あとで調べてみたところ、南禅寺の水路橋は1888年の竣工でした。前にできた、って130年前は前すぎます。

趣がありすぎる南禅寺の水路閣

■あの○○場について

運「三十三間堂ってありますでしょう」
記「はい」
運「あそこに帝釈天さんがいますね。四天王をしたがえて」
記「はいはい」
運「帝釈天さんが戦ってた相手ごぞんじですか?」
記「はい?」
運「阿修羅と戦ってたんです。何回も何回も。その戦ってた場をなんと言うか。これを修羅場というんですねえ」
記「そうだったんですか!」

三十三間堂の正式名称は蓮華王院。とにかくカッコイイ仏像がたくさんある。

三十三間堂施設内の掲示板

■京都のおススメのおみやげ

記「なんですかね?」
運「そりゃ、いづうさんの鯖寿司ですかね。あれは喜ばれますねえ」
記「へえ!」

さっそくいづうさんのホームページ(http://izuu.jp/takeout/)を見ると、おみやげは1本税込み4860円。確かに美しい!

■お茶屋について

運「お茶屋さん、祇園にたくさんありますでしょう?」
記「ありますね」
運「へんな話ですけど、お茶屋さんのお客さんは、お金一円も持ってなくても京都で遊べるんです」
記「どういうことですか?」
運「紹介してもらってお客さんになると、その人が、たとえばご飯を食べに料理屋さんに行きますね。そこで“私は○○○さんの客です ” ってお茶屋さんの名前を出すと、“そうですか”ってお茶屋さんに請求が行く。飲み屋さんでも同じ。
 お茶屋さんが全部立て替えて、あとで全部まとめて請求書が行くんです。そういう信頼関係なんですねえ」
記「すごいですねえ……」

夜で雨の祇園

■京都の車事情

 京都の夕方は大渋滞。運転手さんとはたっぷり話せるが、急いでいる方には大いに問題だろう。その原因は、メインストリートともいえる四条通りが一車線になったせい、と運転手さんは憤る。

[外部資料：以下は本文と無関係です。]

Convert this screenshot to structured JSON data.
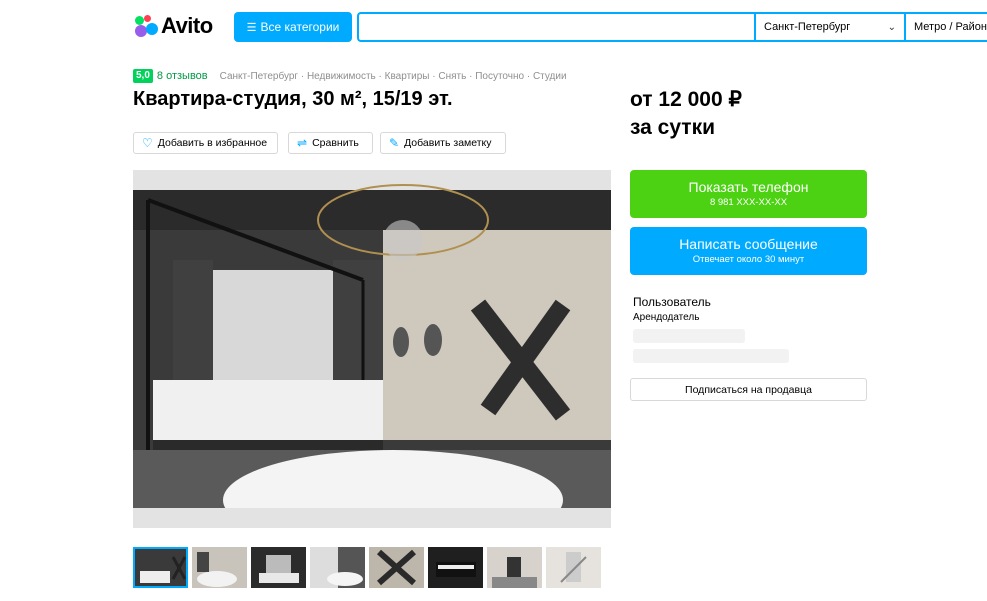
{
  "header": {
    "logo_text": "Avito",
    "categories_label": "Все категории",
    "search_placeholder": "",
    "city_value": "Санкт-Петербург",
    "metro_label": "Метро / Район",
    "accent_color": "#00aaff"
  },
  "rating": {
    "score": "5,0",
    "reviews": "8 отзывов"
  },
  "breadcrumbs": [
    "Санкт-Петербург",
    "Недвижимость",
    "Квартиры",
    "Снять",
    "Посуточно",
    "Студии"
  ],
  "breadcrumbs_text": "Санкт-Петербург · Недвижимость · Квартиры · Снять · Посуточно · Студии",
  "listing": {
    "title": "Квартира-студия, 30 м², 15/19 эт.",
    "price_line1": "от 12 000 ₽",
    "price_line2": "за сутки"
  },
  "actions": {
    "favorite_label": "Добавить в избранное",
    "compare_label": "Сравнить",
    "note_label": "Добавить заметку"
  },
  "contact": {
    "phone_label": "Показать телефон",
    "phone_masked": "8 981 XXX-XX-XX",
    "phone_color": "#4cd213",
    "message_label": "Написать сообщение",
    "message_sub": "Отвечает около 30 минут",
    "message_color": "#00aaff"
  },
  "seller": {
    "name": "Пользователь",
    "role": "Арендодатель",
    "subscribe_label": "Подписаться на продавца"
  },
  "gallery": {
    "thumbnail_count": 8,
    "selected_index": 0
  }
}
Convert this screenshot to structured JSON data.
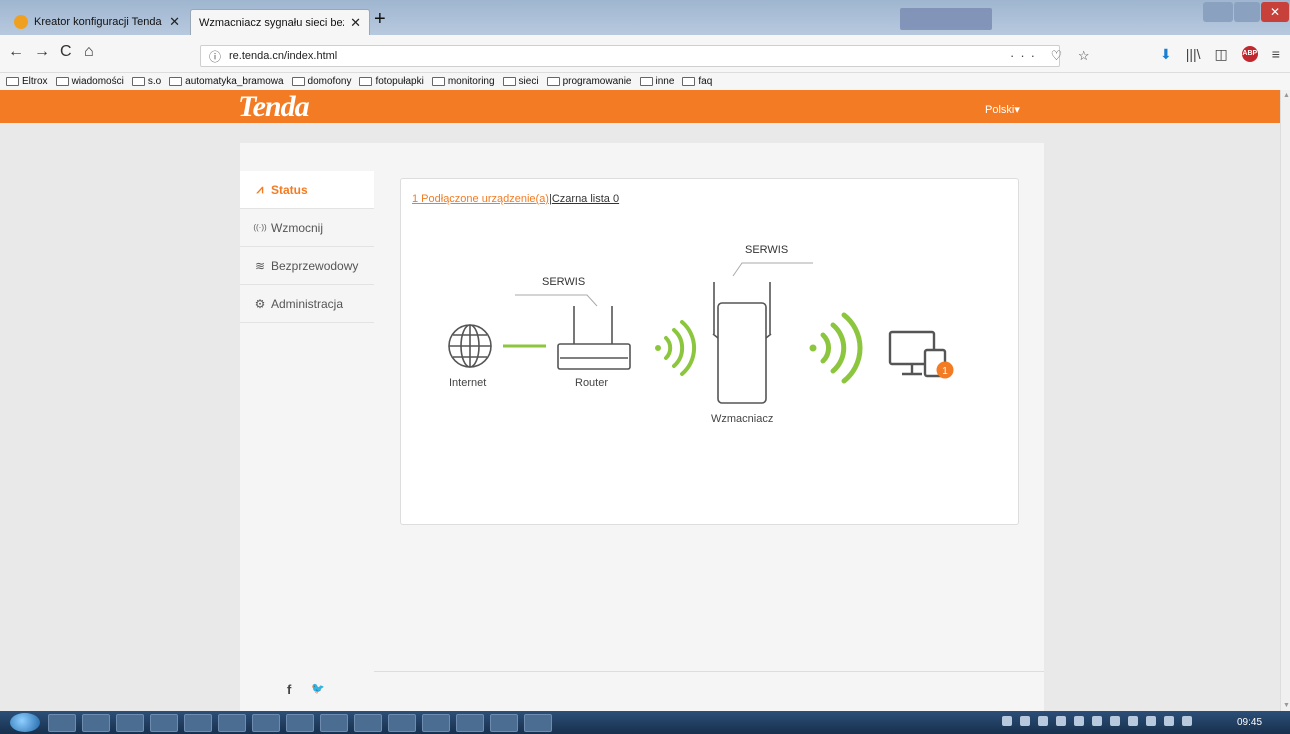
{
  "browser": {
    "tabs": [
      {
        "title": "Kreator konfiguracji Tenda",
        "close": "✕"
      },
      {
        "title": "Wzmacniacz sygnału sieci bezprzew",
        "close": "✕"
      }
    ],
    "new_tab": "+",
    "url_info_icon": "ⓘ",
    "url": "re.tenda.cn/index.html",
    "url_actions": "··· ♡ ☆",
    "bookmarks": [
      "Eltrox",
      "wiadomości",
      "s.o",
      "automatyka_bramowa",
      "domofony",
      "fotopułapki",
      "monitoring",
      "sieci",
      "programowanie",
      "inne",
      "faq"
    ],
    "nav_back": "←",
    "nav_forward": "→",
    "nav_reload": "C",
    "nav_home": "⌂",
    "tool_download": "⬇",
    "tool_library": "|||\\",
    "tool_sidebar": "◫",
    "tool_abp": "ABP",
    "tool_menu": "≡"
  },
  "page": {
    "logo": "Tenda",
    "language": "Polski▾",
    "menu": [
      {
        "label": "Status",
        "icon": "⩘"
      },
      {
        "label": "Wzmocnij",
        "icon": "((·))"
      },
      {
        "label": "Bezprzewodowy",
        "icon": "≋"
      },
      {
        "label": "Administracja",
        "icon": "⚙"
      }
    ],
    "social": {
      "facebook": "f",
      "twitter": "🐦"
    },
    "status": {
      "connected_link": "1 Podłączone urządzenie(a)",
      "separator": "|",
      "blacklist_link": "Czarna lista 0",
      "internet_label": "Internet",
      "router_label": "Router",
      "router_service": "SERWIS",
      "extender_label": "Wzmacniacz",
      "extender_service": "SERWIS",
      "device_count": "1"
    }
  },
  "taskbar": {
    "clock": "09:45"
  },
  "colors": {
    "accent": "#f37b23",
    "signal": "#8cc63f"
  }
}
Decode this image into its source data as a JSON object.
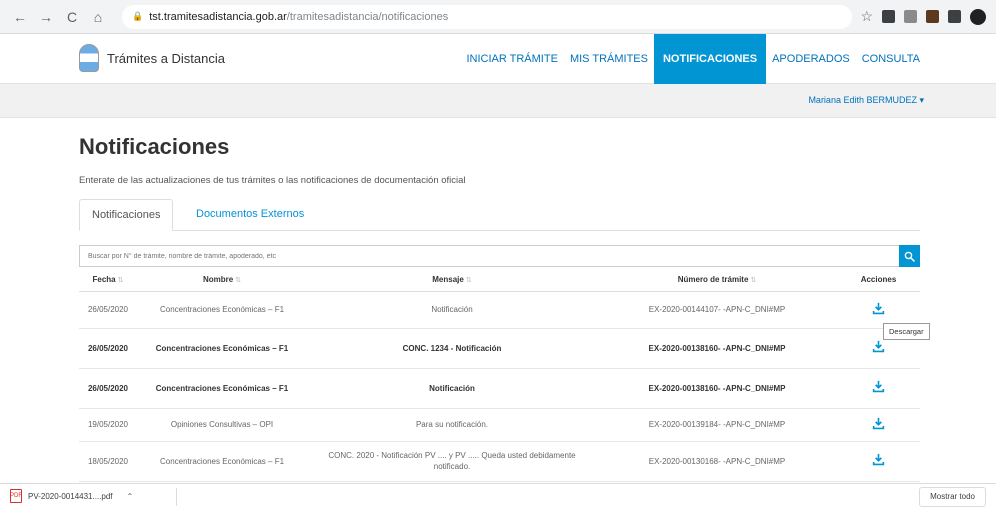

運「道、すごい混んでるでしょう? これは、市長さんがどうかしはって、車道を一車線にしたんです。歩道広げる、ゆうて。歩道なんか広げても、地元の人にはなんにもいいことないですわ、ホントに」
記「(観光客のためだと思いますよ!)」

なお、京都で夕刻にタクシーを呼ぼうと会社に電話しても誰も出ません。どの会社にかけても、虚しく呼び出し音が鳴るばかりでした。

京都駅のタクシー待ちの行列もすごいので、道、もしくは大観光地に並ぶタクシーに乗るのが賢明かも。

以上、タクシー運転手さんたちの教えてくれたことを元に観光をお楽しみください。